Every January I go through a mini depression as Christmas comes to an end. I try to make it fun and positive. I try to find things to divert my attention away from the lack-of-Christmas. This year we have a baby coming in eleven weeks so I have much of that practical preparation to look forward to. My husband came up with the great idea of taking down the decorations as an Epiphany event; we tried to “hide everything” quickly like the Holy Family might have done in their haste to flee to Egypt. We gave Epiphany gifts and we plan to go all out in celebration of Mardi Gras.
This stuff helps. But I still feel an ache as I load up boxes and store them away. This year I was particularly dreading it because I knew it was the first year my toddler son might feel that ache too. And he did. No matter how we tried to distract him, all day long he kept begging me, I want my Christmas lights! I want my Christmas lights!
I couldn’t give him a satisfactory answer.
I don’t think the problem is the obvious fact that a good time has passed. Certainly, there will be other good times. I think the stronger feeling and the deeper concern when Christmas goes away is that somehow we missed it. I listen to the last few songs and it’s like I haven’t heard them all season. I feel like I’ve wasted time or not paid attention. We didn’t sit around the piano enough. We didn’t watch enough movies or read enough books. I don’t think we could ever drive around long enough to see all the lights there were to see. And now they’re gone. Was it really Christmas? And was I really there?
My husband has a theory that there are no such things as purely “happy tears.” I wasn’t so sure I agreed with him but now I think I do. When we cry to the words of “Silent Night,” when we cry at home videos, when we cry at the birth of a baby — I don’t think it’s because we’re just so happy. I think it’s because we get a little taste of Heaven but it slips away before we can fully cling to it. We see something so good and pure, something more good and pure than the rest of the world’s goodness and purity and, however happy that makes us, it also makes us sad because we know the world simply isn’t completely Goodness and Purity. We know we’re not in Heaven yet.
In the live-action How the Grinch Stole Christmas, the scene where the Grinch’s heart grows is a painful one. He falls to the ground in agony as the beats get louder and his chest expands. At the end of his transformation he collapses into tears. The Grinch’s tears are of neither pure sadness nor pure joy. They’re the tears of someone who has seen Goodness and then wondered why there was ever anything else but Goodness. I feel like the Grinch towards the end of the Christmas season. My heart has been stretched to make room for something that I can’t fully have or even grasp yet. And that hurts.
I think this is the very reason that commercial Christmas is all about the frantic preparation. Once Christmas Day actually arrives, everything is put away and the retailers move on to Valentines Day. It’s as if everyone is afraid of actually celebrating it. Like they’re afraid of being moved and transformed — afraid of their hearts being stretched. It’s as if they’re afraid of experiencing that supreme tenderness, knowing life won’t always be so tender— afraid of seeing that glimpse of Heaven, knowing they’re still living in a broken world.
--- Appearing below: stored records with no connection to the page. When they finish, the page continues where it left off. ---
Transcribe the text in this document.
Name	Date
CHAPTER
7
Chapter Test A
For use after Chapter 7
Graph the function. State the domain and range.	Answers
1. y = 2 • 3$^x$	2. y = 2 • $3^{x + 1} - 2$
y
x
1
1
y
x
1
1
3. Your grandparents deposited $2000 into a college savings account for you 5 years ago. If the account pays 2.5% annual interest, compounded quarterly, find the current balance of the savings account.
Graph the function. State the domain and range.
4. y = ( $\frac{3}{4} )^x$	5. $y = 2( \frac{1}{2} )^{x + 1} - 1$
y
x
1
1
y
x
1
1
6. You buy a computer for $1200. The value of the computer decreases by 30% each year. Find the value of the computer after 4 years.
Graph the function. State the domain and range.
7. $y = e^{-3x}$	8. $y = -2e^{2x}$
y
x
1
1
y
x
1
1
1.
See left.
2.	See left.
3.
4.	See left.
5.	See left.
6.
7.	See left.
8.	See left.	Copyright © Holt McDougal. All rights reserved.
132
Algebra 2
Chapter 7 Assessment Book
But we all know where that reasoning leads. It was the reasoning of the Grinch, of Scrooge, of so many bitter and miserable characters, and those stories are supposed to remind us that even if Christmas may cause some sort of sadness it is worth it for all the joy. It is worth seeing the glimpse of Heaven even though it pierces us with a longing that hurts.
In the end, the only way to deal with the pain of that longing is to pursue the object of it relentlessly, never despairing, and with great hope. The only way to deal with the pain of Christmas disappointing or Christmas passing or Christmas ending is to embrace Christmas even more deeply. Because though we can’t ever fully grasp or hold these glimpses of Heaven we can get closer to them. If we are willing to face the sadness, we’ll be able to experience more of the joy. We’ll learn how to begin to live in Heaven. One day, I believe, we’ll even get there. And it will be Christmas all the time.